Triste parapluie, un texte d'Albert Niko
Triste parapluie
Parfois, pour la balade, il m’arrive de revenir sur les lieux de mon enfance, comme le Chemin de la Comtesse, rebaptisé depuis “ Chemin ENTRE les MURS ”. À l’image du temps passé la comtesse s’en est allée, et les murs ont gagné. Je ne sais pas combien de temps cela prenait au juste d’en faire le tour – l’après-midi, je dirais. Aujourd’hui, même en marchant le plus lentement du monde, il ne faut pas compter plus d’une demi-heure. Le talus surplombant l’allée à mi-parcours n’est plus cette montagne dominant le reste du monde. Et les chevaux du domaine voisin ont beau hennir, jamais je ne les vois courir. Si quelqu’un les monte, ce n’est que dans l’imagination d’un enfant disparu à ce jour.
Peu importe. Je fais mon tour et cela me dégourdit les jambes.
Au bout je retrouve le pavé, et les voitures. En remontant le vieux village, je sais que lui aussi sera au rendez-vous. Fidèle au poste, il garde l’entrée de la maison. En appui contre la porte, le parapluie me regarde. Je le sais parce que c’est quelque chose que l’on sent quand on passe devant une petite maison où il n’y a rien d’autre qu’un parapluie contre la porte d’entrée.
Il y a une école en face et la cour est pleine d’enfants qui courent dans tous les sens, c’en est une débauche d’énergie telle que je préfère me tourner vers la maison, et ce qui paraît être son unique occupant.
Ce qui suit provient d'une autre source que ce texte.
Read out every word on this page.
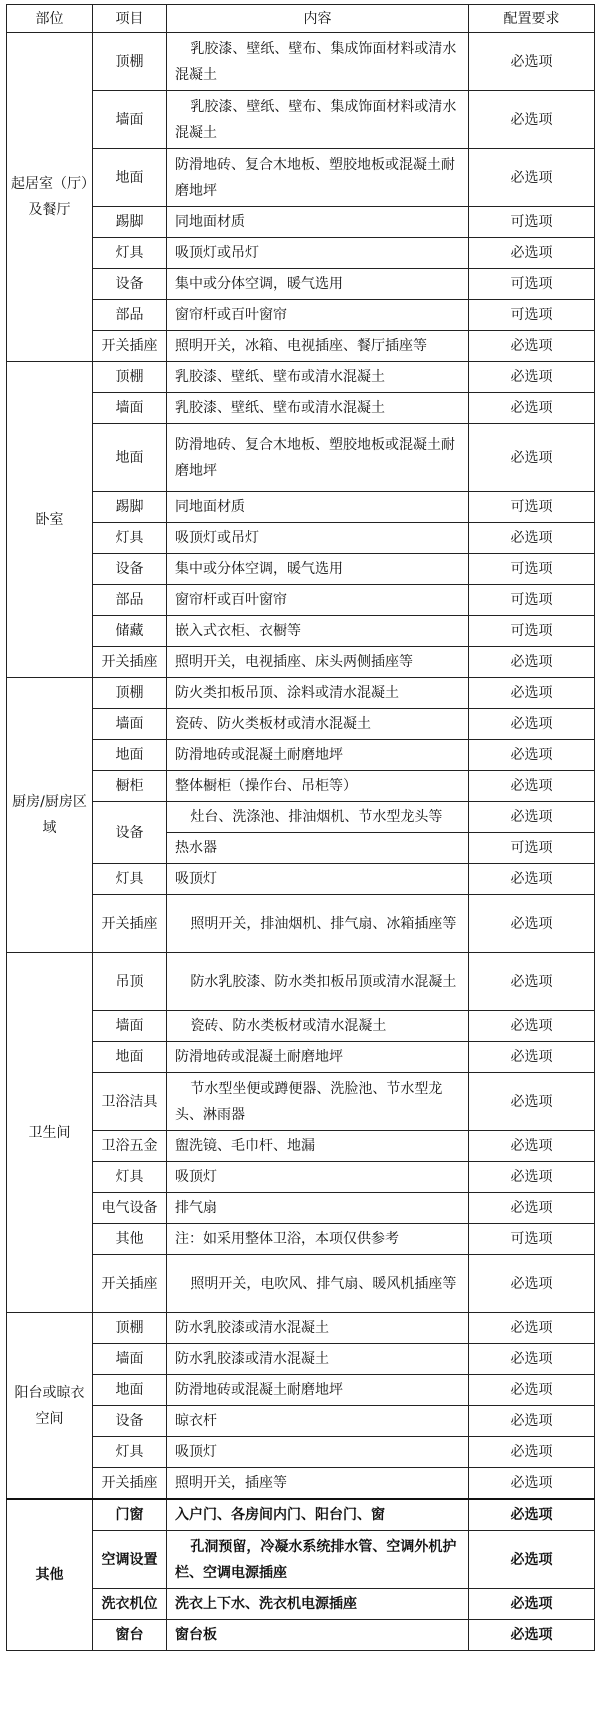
部位	项目	内容	配置要求
起居室（厅）及餐厅	顶棚	乳胶漆、壁纸、壁布、集成饰面材料或清水混凝土	必选项
	墙面	乳胶漆、壁纸、壁布、集成饰面材料或清水混凝土	必选项
	地面	防滑地砖、复合木地板、塑胶地板或混凝土耐磨地坪	必选项
	踢脚	同地面材质	可选项
	灯具	吸顶灯或吊灯	必选项
	设备	集中或分体空调，暖气选用	可选项
	部品	窗帘杆或百叶窗帘	可选项
	开关插座	照明开关，冰箱、电视插座、餐厅插座等	必选项
卧室	顶棚	乳胶漆、壁纸、壁布或清水混凝土	必选项
	墙面	乳胶漆、壁纸、壁布或清水混凝土	必选项
	地面	防滑地砖、复合木地板、塑胶地板或混凝土耐磨地坪	必选项
	踢脚	同地面材质	可选项
	灯具	吸顶灯或吊灯	必选项
	设备	集中或分体空调，暖气选用	可选项
	部品	窗帘杆或百叶窗帘	可选项
	储藏	嵌入式衣柜、衣橱等	可选项
	开关插座	照明开关，电视插座、床头两侧插座等	必选项
厨房/厨房区域	顶棚	防火类扣板吊顶、涂料或清水混凝土	必选项
	墙面	瓷砖、防火类板材或清水混凝土	必选项
	地面	防滑地砖或混凝土耐磨地坪	必选项
	橱柜	整体橱柜（操作台、吊柜等）	必选项
	设备	灶台、洗涤池、排油烟机、节水型龙头等	必选项
		热水器	可选项
	灯具	吸顶灯	必选项
	开关插座	照明开关，排油烟机、排气扇、冰箱插座等	必选项
卫生间	吊顶	防水乳胶漆、防水类扣板吊顶或清水混凝土	必选项
	墙面	瓷砖、防水类板材或清水混凝土	必选项
	地面	防滑地砖或混凝土耐磨地坪	必选项
	卫浴洁具	节水型坐便或蹲便器、洗脸池、节水型龙头、淋雨器	必选项
	卫浴五金	盥洗镜、毛巾杆、地漏	必选项
	灯具	吸顶灯	必选项
	电气设备	排气扇	必选项
	其他	注：如采用整体卫浴，本项仅供参考	可选项
	开关插座	照明开关，电吹风、排气扇、暖风机插座等	必选项
阳台或晾衣空间	顶棚	防水乳胶漆或清水混凝土	必选项
	墙面	防水乳胶漆或清水混凝土	必选项
	地面	防滑地砖或混凝土耐磨地坪	必选项
	设备	晾衣杆	必选项
	灯具	吸顶灯	必选项
	开关插座	照明开关，插座等	必选项
其他	门窗	入户门、各房间内门、阳台门、窗	必选项
	空调设置	孔洞预留，冷凝水系统排水管、空调外机护栏、空调电源插座	必选项
	洗衣机位	洗衣上下水、洗衣机电源插座	必选项
	窗台	窗台板	必选项
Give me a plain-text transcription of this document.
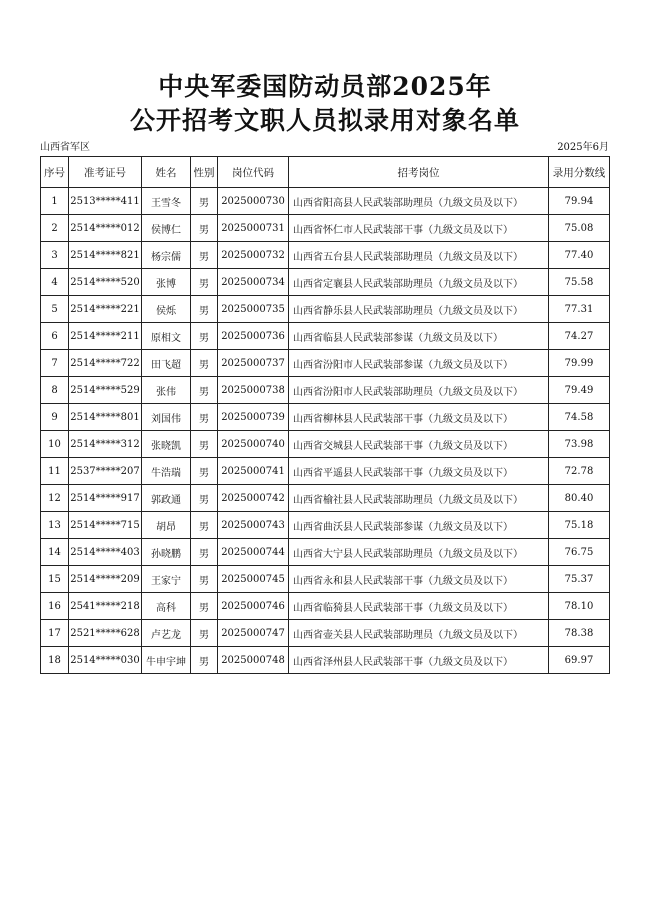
中央军委国防动员部2025年

公开招考文职人员拟录用对象名单

山西省军区	2025年6月
序号	准考证号	姓名	性别	岗位代码	招考岗位	录用分数线
1	2513*****411	王雪冬	男	2025000730	山西省阳高县人民武装部助理员（九级文员及以下）	79.94
2	2514*****012	侯博仁	男	2025000731	山西省怀仁市人民武装部干事（九级文员及以下）	75.08
3	2514*****821	杨宗儒	男	2025000732	山西省五台县人民武装部助理员（九级文员及以下）	77.40
4	2514*****520	张博	男	2025000734	山西省定襄县人民武装部助理员（九级文员及以下）	75.58
5	2514*****221	侯烁	男	2025000735	山西省静乐县人民武装部助理员（九级文员及以下）	77.31
6	2514*****211	原相文	男	2025000736	山西省临县人民武装部参谋（九级文员及以下）	74.27
7	2514*****722	田飞超	男	2025000737	山西省汾阳市人民武装部参谋（九级文员及以下）	79.99
8	2514*****529	张伟	男	2025000738	山西省汾阳市人民武装部助理员（九级文员及以下）	79.49
9	2514*****801	刘国伟	男	2025000739	山西省柳林县人民武装部干事（九级文员及以下）	74.58
10	2514*****312	张晓凯	男	2025000740	山西省交城县人民武装部干事（九级文员及以下）	73.98
11	2537*****207	牛浩瑞	男	2025000741	山西省平遥县人民武装部干事（九级文员及以下）	72.78
12	2514*****917	郭政通	男	2025000742	山西省榆社县人民武装部助理员（九级文员及以下）	80.40
13	2514*****715	胡昂	男	2025000743	山西省曲沃县人民武装部参谋（九级文员及以下）	75.18
14	2514*****403	孙晓鹏	男	2025000744	山西省大宁县人民武装部助理员（九级文员及以下）	76.75
15	2514*****209	王家宁	男	2025000745	山西省永和县人民武装部干事（九级文员及以下）	75.37
16	2541*****218	高科	男	2025000746	山西省临猗县人民武装部干事（九级文员及以下）	78.10
17	2521*****628	卢艺龙	男	2025000747	山西省壶关县人民武装部助理员（九级文员及以下）	78.38
18	2514*****030	牛申宇坤	男	2025000748	山西省泽州县人民武装部干事（九级文员及以下）	69.97
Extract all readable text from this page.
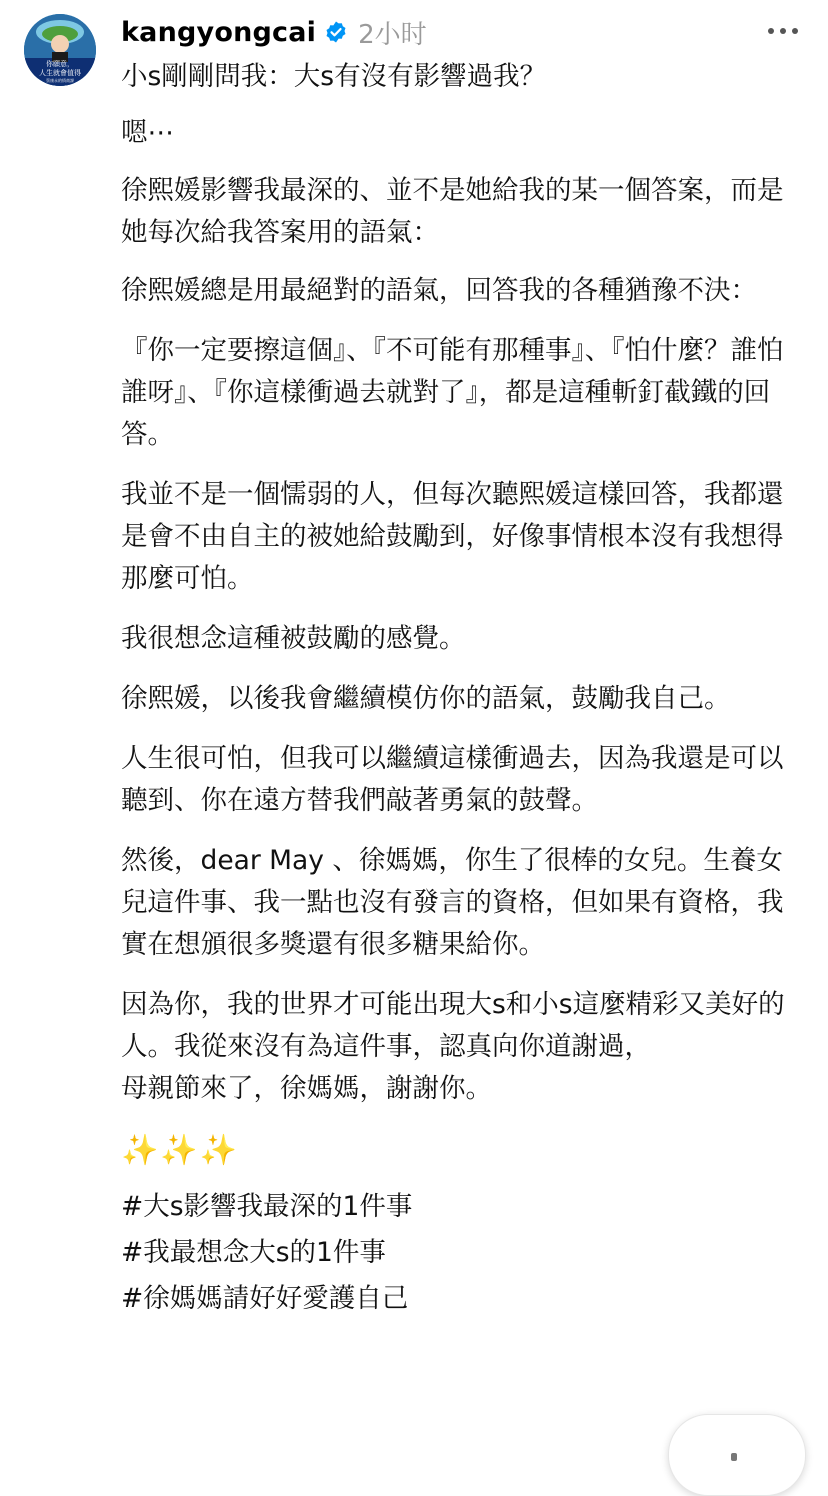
你願意，
人生就會值得
蔡康永的情商課
kangyongcai 2小时

小s剛剛問我：大s有沒有影響過我？

嗯⋯

徐熙媛影響我最深的、並不是她給我的某一個答案，而是她每次給我答案用的語氣：

徐熙媛總是用最絕對的語氣，回答我的各種猶豫不決：

『你一定要擦這個』、『不可能有那種事』、『怕什麼？誰怕誰呀』、『你這樣衝過去就對了』，都是這種斬釘截鐵的回答。

我並不是一個懦弱的人，但每次聽熙媛這樣回答，我都還是會不由自主的被她給鼓勵到，好像事情根本沒有我想得那麼可怕。

我很想念這種被鼓勵的感覺。

徐熙媛，以後我會繼續模仿你的語氣，鼓勵我自己。

人生很可怕，但我可以繼續這樣衝過去，因為我還是可以聽到、你在遠方替我們敲著勇氣的鼓聲。

然後，dear May 、徐媽媽，你生了很棒的女兒。生養女兒這件事、我一點也沒有發言的資格，但如果有資格，我實在想頒很多獎還有很多糖果給你。

因為你，我的世界才可能出現大s和小s這麼精彩又美好的人。我從來沒有為這件事，認真向你道謝過，
母親節來了，徐媽媽，謝謝你。

✨✨✨

#大s影響我最深的1件事
#我最想念大s的1件事
#徐媽媽請好好愛護自己
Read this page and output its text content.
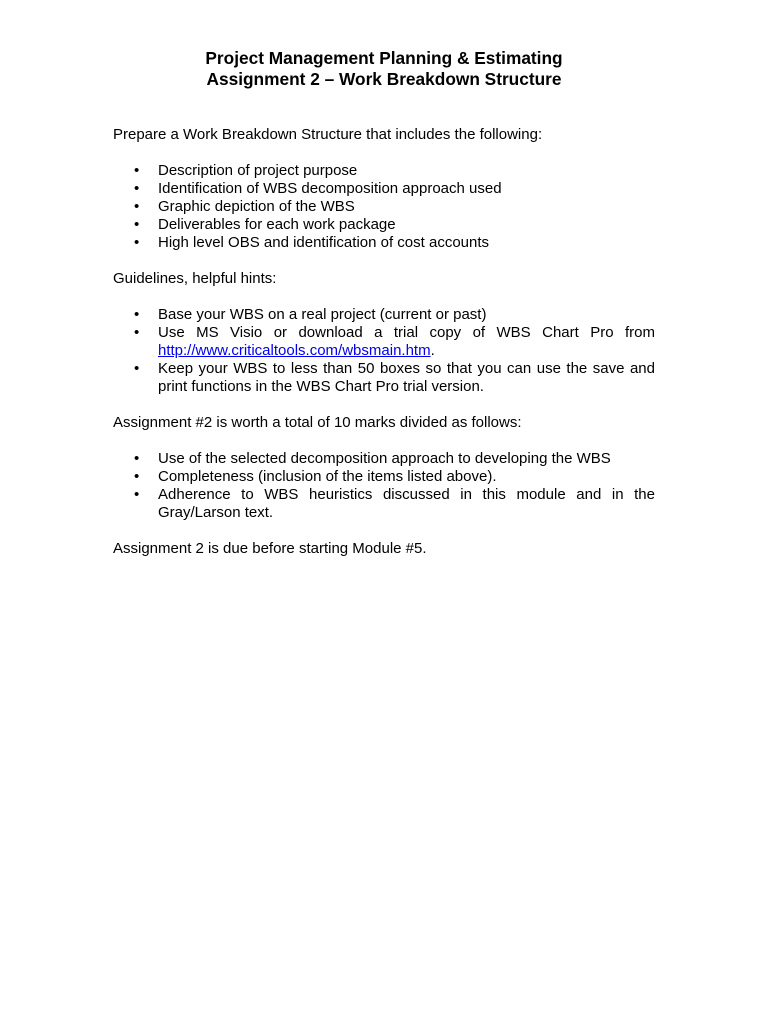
Project Management Planning & Estimating
Assignment 2 – Work Breakdown Structure

Prepare a Work Breakdown Structure that includes the following:

•	Description of project purpose
•	Identification of WBS decomposition approach used
•	Graphic depiction of the WBS
•	Deliverables for each work package
•	High level OBS and identification of cost accounts

Guidelines, helpful hints:

•	Base your WBS on a real project (current or past)
•	Use MS Visio or download a trial copy of WBS Chart Pro from http://www.criticaltools.com/wbsmain.htm.
•	Keep your WBS to less than 50 boxes so that you can use the save and print functions in the WBS Chart Pro trial version.

Assignment #2 is worth a total of 10 marks divided as follows:

•	Use of the selected decomposition approach to developing the WBS
•	Completeness (inclusion of the items listed above).
•	Adherence to WBS heuristics discussed in this module and in the Gray/Larson text.

Assignment 2 is due before starting Module #5.
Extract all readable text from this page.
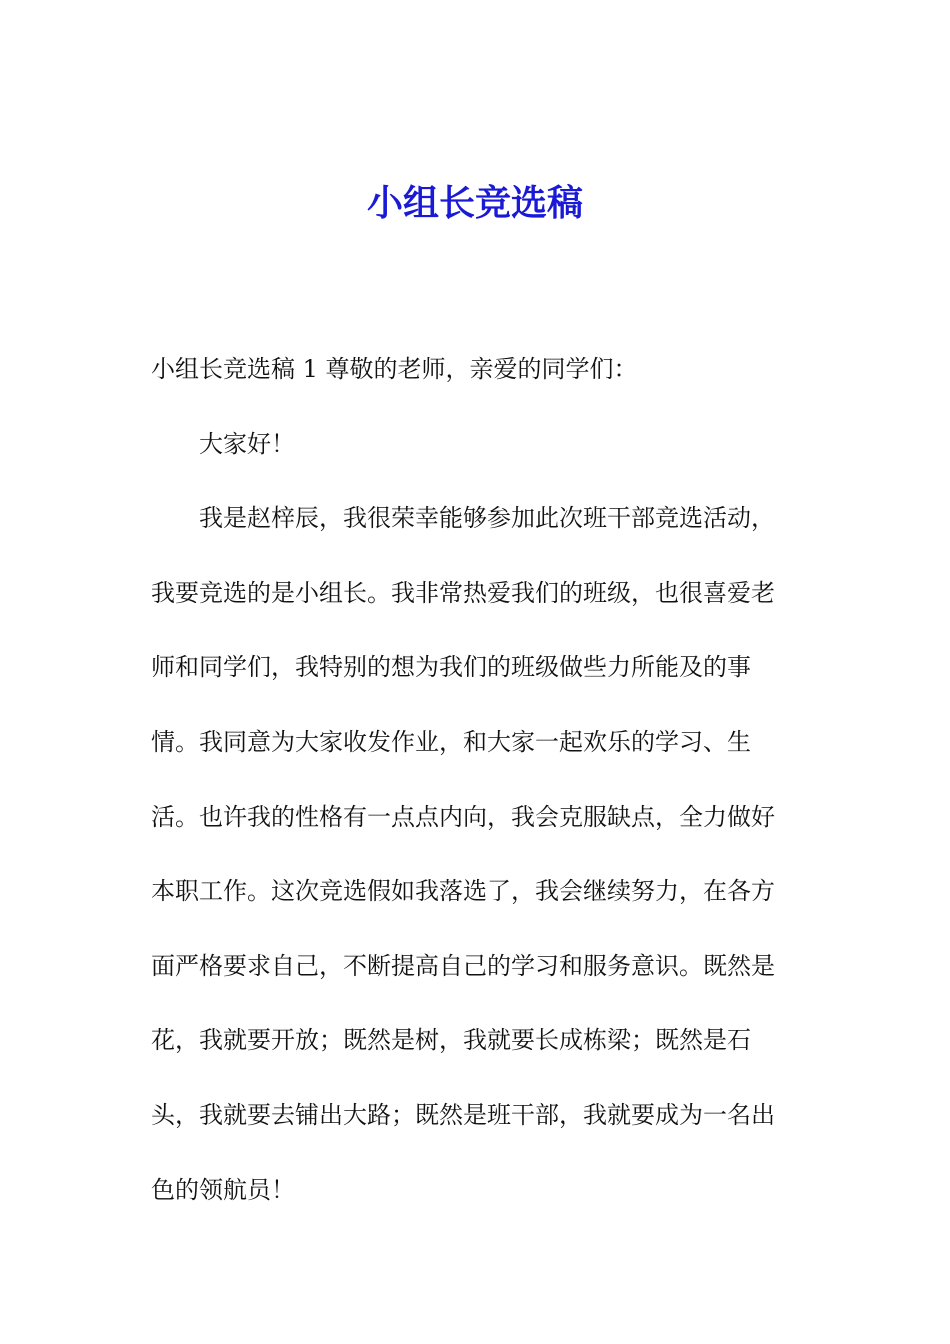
小组长竞选稿

小组长竞选稿 1 尊敬的老师，亲爱的同学们：

大家好！

我是赵梓辰，我很荣幸能够参加此次班干部竞选活动，我要竞选的是小组长。我非常热爱我们的班级，也很喜爱老师和同学们，我特别的想为我们的班级做些力所能及的事情。我同意为大家收发作业，和大家一起欢乐的学习、生活。也许我的性格有一点点内向，我会克服缺点，全力做好本职工作。这次竞选假如我落选了，我会继续努力，在各方面严格要求自己，不断提高自己的学习和服务意识。既然是花，我就要开放；既然是树，我就要长成栋梁；既然是石头，我就要去铺出大路；既然是班干部，我就要成为一名出色的领航员！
Il n’y a pas d’habitant chien, pas d’habitant fleur, et la maison est tout à fait calme.
Pluie ou pas pluie, le parapluie se tient là et regarde vers l’école. J’essaie de me mettre à la place d’un parapluie. Comment un parapluie fait-il pour en finir ? Sa morphologie le lui interdit.
La pluie, le froid et l’école…
Sur le chemin, je pense toujours à mon ami parapluie. Le sort de ce parapluie me rend triste. Et puis je pense à ma vie, ma propre vie, et à tout un tas d’autres vies, et je vous assure qu’il n’y a pas de quoi rire. Au fond nous ne valons guère mieux, attendant comme ce parapluie, sur le pas de notre porte, que quelqu’un vienne à passer. Quelque chose ou quelqu’un.
Aujourd’hui, l’Ombre de l’Aigle Noir a dénombré 168 voitures, 18 vieillards, 37 enfants, pour un total de 97 personnes dont l’une, hésitante, a marqué un temps d’arrêt, avant de poursuivre sa route.